PSK with Async/Await

PSK works seamlessly with async code:

async def async_psk_example():
    psk = os.urandom(32)
    
    handshake = AsyncNoiseHandshake("Noise_XXpsk3_25519_ChaChaPoly_SHA256")
    await handshake.set_as_initiator()
    await handshake.generate_static_keypair()
    await handshake.set_psk(psk)  # Async PSK setting
    await handshake.initialize()
    
    # Continue with async handshake...

PSK Security Considerations

When to Use PSK:

• You need quantum resistance
• You can securely exchange a shared secret out-of-band
• You're building IoT or embedded systems
• You want additional authentication beyond public keys

PSK Management:

• PSKs must be exchanged securely (never over an insecure channel)
• Use strong randomness (32 bytes from os.urandom())
• PSKs can be safely reused across sessions
• Consider key rotation policies for long-lived PSKs

Placement Trade-offs:

• Early PSK (psk0): Maximum quantum resistance, protects entire handshake
• Late PSK (psk3): Allows public key exchange first, then adds PSK protection

See examples/psk_example.py for complete working examples of NNpsk0, XXpsk3, and IKpsk2 patterns.

---

Fallback Pattern Support

NoiseFramework supports fallback patterns for graceful handshake degradation when the initiator's first message cannot be decrypted. This implements the Noise Pipes protocol (Section 10.2 of the Noise spec).
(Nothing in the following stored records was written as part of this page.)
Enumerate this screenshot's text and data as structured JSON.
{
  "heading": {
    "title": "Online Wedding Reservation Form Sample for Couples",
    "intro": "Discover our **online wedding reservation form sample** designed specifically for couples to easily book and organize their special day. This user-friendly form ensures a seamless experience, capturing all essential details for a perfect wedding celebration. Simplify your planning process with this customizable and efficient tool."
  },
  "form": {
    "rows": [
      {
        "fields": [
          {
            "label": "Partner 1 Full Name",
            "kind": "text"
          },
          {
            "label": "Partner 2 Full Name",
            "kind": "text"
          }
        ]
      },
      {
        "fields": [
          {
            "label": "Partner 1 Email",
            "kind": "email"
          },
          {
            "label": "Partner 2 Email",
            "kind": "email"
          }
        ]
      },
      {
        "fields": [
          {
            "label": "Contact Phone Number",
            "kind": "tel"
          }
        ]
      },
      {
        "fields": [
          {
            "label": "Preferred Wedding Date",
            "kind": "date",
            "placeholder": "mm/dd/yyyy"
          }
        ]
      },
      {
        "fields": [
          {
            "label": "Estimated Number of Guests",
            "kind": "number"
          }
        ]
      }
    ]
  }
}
What are Fallback Patterns?

Fallback patterns enable recovery from handshake failures without dropping the connection:

• Graceful Degradation: When IK/NK fails, fallback to XX pattern
• Key Rotation: Handle responder static key changes
• PSK Outdated: Recover from outdated pre-shared keys
• Role Reversal: Responder becomes effective initiator in fallback

Noise Pipes Protocol (IK → XXfallback)

The most common fallback scenario is Noise Pipes: Alice attempts IK, Bob detects wrong static key and falls back to XXfallback.

import os
from noiseframework import NoiseHandshake

# Bob generates his real keys
bob = NoiseHandshake("Noise_XX_25519_ChaChaPoly_SHA256")
bob.set_as_responder()
bob.generate_static_keypair()
bob.initialize()

# Alice attempts IK with WRONG Bob static key (outdated)
alice = NoiseHandshake("Noise_IK_25519_ChaChaPoly_SHA256")
alice.set_as_initiator()
alice.generate_static_keypair()
alice.set_remote_static_public_key(wrong_bob_key)  # Outdated key
alice.initialize()

# Alice sends IK first message - will fail decryption
ik_msg1 = alice.write_message(b"Hello Bob")

# Bob cannot decrypt - extract Alice's ephemeral key (first 32 bytes)
alice_ephemeral = ik_msg1[:32]

# Bob initiates fallback to XXfallback
bob.start_fallback(alice_ephemeral)

# Bob now sends first XXfallback message (role reversal)
fallback_msg1 = bob.write_message(b"Fallback initiated")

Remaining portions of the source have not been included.